20.05.2021 18:00 |

Projekt Innside-Music

Innsbrucker Gastro-Live Konzert Reihe muss warten

Bitte warten heißt es derzeit für die Wiederauflage der 2020 gestarteten Symbiose von Livemusik mit Kulinarik im Zentrum von Innsbruck. Die von fünf ambitionierten Altstadtgastronomen durchgeführte Aktion kann heuer nicht konform mit der Gastro-Öffnung beginnen, da die Auflagen immens verschärft wurden.

Vor drei Tagen, beim Termin mit der „Tiroler Krone“ spürte Redakteur Simon Kräutler das „elektrische Kribbeln“ der Vorfreude auf die bevorstehende Gastronomie-Öffnung und den damit verbundenen Livekonzerten bei den kreativen Initiatoren hautnah.

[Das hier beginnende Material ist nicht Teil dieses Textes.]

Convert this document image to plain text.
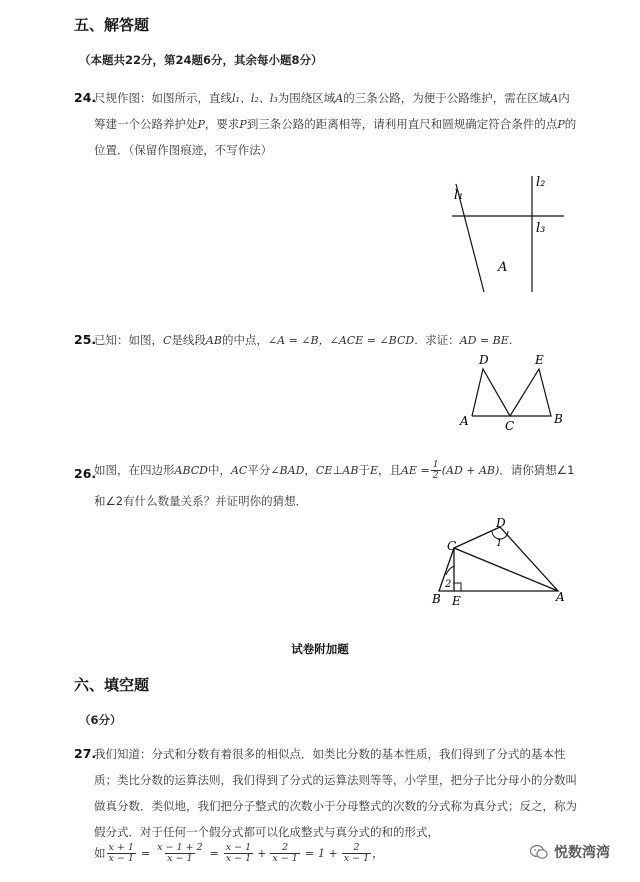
五、解答题
（本题共22分，第24题6分，其余每小题8分）
24.
尺规作图：如图所示，直线l₁、l₂、l₃为围绕区域A的三条公路，为便于公路维护，需在区域A内
筹建一个公路养护处P，要求P到三条公路的距离相等，请利用直尺和圆规确定符合条件的点P的
位置．（保留作图痕迹，不写作法）
l₁
l₂
l₃
A
25.
已知：如图，C是线段AB的中点，∠A = ∠B，∠ACE = ∠BCD．求证：AD = BE．
D	E
A	B
C
26.
如图，在四边形ABCD中，AC平分∠BAD，CE⊥AB于E，且AE = $\frac{1}{2} (AD + AB)$．请你猜想∠1
和∠2有什么数量关系？并证明你的猜想．
D
C
B E	A
1
2
试卷附加题
六、填空题
（6分）
27.
我们知道：分式和分数有着很多的相似点．如类比分数的基本性质，我们得到了分式的基本性
质；类比分数的运算法则，我们得到了分式的运算法则等等，小学里，把分子比分母小的分数叫
做真分数．类似地，我们把分子整式的次数小于分母整式的次数的分式称为真分式；反之，称为
假分式．对于任何一个假分式都可以化成整式与真分式的和的形式，
如 $\frac{x + 1}{x - 1} = \frac{x - 1 + 2}{x - 1} = \frac{x - 1}{x - 1} + \frac{2}{x - 1} = 1 + \frac{2}{x - 1}$ ，	悦数湾湾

Die Kernaussage der Vertreter von Piano-Bar, Ottoburg, dem Goldenen Adler, der Pizzeria Mamma Mia und dem Invinum lautet daher: „Wir wollen den Gästen was bieten und lassen uns das auch was kosten.“ Mit Unterstützung des Innsbrucker Stadtmarketings kann man sich somit auf Konzerte unterschiedlichster Musikrichtungen und Formationen an jedem Dienstag- und Freitagabend ab 18 Uhr freuen. Ob Jung oder Alt, Einheimischer oder Tourist, Jazz- oder Volksmusik-Fan. „Der Altstadt wieder Leben einzuhauchen und das Erwachen nach sechs Monaten Stillstand mit unseren Besuchern zusammen zu erleben und zu feiern ist uns eine derart große Freude, dass wir den Moment kaum erwarten können“, erklärten die Gastronomen.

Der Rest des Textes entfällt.